Dr. Andrew Peña: Hispanic Generation X & Millennial Employees: Why Do They Leave? Stay?
Posted: Apr 21 2014
By Dr. Andrew M. Peña, SPHR, MBA
Assistant Vice-President for Human Resource Services
New Mexico State University
There was a time when employers could expect their staff to “stay put” until retirement. Those days, along with the guaranteed pension plans that came with them, are gone. Today's employers face higher turnover rates than at any other time in history. The younger generations just don't seem to have the staying power their parents and grandparents had. What happens to an organization when its best and brightest employees are walking out the door? Why would they leave, and what might make them stay? Could those reasons be based on their generational affiliation, whether they are members of Generation X or Millennials?

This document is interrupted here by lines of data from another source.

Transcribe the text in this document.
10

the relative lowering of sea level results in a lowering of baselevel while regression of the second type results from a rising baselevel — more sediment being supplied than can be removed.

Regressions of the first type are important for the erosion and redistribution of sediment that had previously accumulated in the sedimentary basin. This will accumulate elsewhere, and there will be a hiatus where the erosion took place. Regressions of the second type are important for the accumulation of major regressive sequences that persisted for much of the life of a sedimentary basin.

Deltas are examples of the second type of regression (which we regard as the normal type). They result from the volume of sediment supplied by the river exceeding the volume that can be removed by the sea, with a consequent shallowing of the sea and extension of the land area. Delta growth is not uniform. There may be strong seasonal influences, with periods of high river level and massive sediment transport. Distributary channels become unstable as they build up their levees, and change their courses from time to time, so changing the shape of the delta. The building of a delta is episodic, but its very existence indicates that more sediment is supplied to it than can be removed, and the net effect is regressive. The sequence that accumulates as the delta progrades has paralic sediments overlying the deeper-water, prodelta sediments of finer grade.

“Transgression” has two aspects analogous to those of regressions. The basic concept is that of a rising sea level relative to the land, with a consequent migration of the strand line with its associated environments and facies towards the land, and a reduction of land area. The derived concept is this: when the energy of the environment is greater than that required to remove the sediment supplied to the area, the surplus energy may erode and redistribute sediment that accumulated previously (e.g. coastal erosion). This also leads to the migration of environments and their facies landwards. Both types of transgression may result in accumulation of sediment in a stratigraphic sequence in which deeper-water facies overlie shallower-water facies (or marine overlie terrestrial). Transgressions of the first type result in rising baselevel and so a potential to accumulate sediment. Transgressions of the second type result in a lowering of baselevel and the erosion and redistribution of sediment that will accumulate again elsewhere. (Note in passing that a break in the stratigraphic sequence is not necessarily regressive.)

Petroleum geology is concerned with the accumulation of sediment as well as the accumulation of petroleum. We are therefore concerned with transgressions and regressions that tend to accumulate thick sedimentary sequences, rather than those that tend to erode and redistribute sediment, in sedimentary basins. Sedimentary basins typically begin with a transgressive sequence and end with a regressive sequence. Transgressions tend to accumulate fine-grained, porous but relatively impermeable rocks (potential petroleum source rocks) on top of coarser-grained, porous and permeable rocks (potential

During my tenure as director of human resources for a predominantly Hispanic-serving state University, I studied generational issues while pursuing my doctoral degree. I was interested in answering some of these questions with a specific focus on employees within an institution of higher education. My study focused on three generational groups: Baby Boomers (1946–1964); Generation X (Gen. X) (1965–1980); and Millennials (1981–2000). The oldest generation represented at the University, Veterans/Silents (1914-1945), were excluded from the study.
The study examined exempt and non-exempt classified employees, excluding faculty and other staff. It was divided into two parts. The first focused on why Gen. X and Millennial employees elected to remain employed at this institution, whether they might consider leaving, and if those reasons were related to their association with a particular generational group. That portion of the study is the subject of this article.
This study was conducted using an online survey utilizing Qualtrics as the survey and data analysis tool. Respondents were asked questions geared towards discovering whether their reasons for either remaining or leaving employment were related to their generational categories. Other questions related to the general job and work environment, community involvement, compensation and benefits, and demographic information. The survey, administered in September 2012, was anonymous in nature and used a simple Likert scale. It was distributed to the e-mail addresses of 397 active employees who were born from 1965 to 1994 and worked in selected and segmented categories. At the conclusion of the two-week period allowed for the survey, 200 of the 397 surveys had been initiated, but only 148 were completed, for a completion rate of sixty-nine percent. The survey ultimately received a 37% response rate.
The majority of the respondents were married Gen. X’ers, primarily of Hispanic origin, who were born in the city, or the surrounding area, and had spent a considerable time in the area. This was an important point as it established that the respondents have a strong connection to the community. In regards to education, the majority of the sample possessed a bachelor’s degree, and for some, a graduate degree.
Depending on their generational cohort, respondents earned an average annual salary from $25,000 to $55,000, a decent salary range for the community. In terms of length of service, Gen. X’ers had the longer tenure based on the number of years that they had already invested at the University. The Millennial length of service was low, as had been expected. However, Millennials are also the youngest group of employees employed at this time. Within the next two decades, the Millennial employees will outnumber Gen. X’ers and will, by that time, have earned a respectable level of job tenure.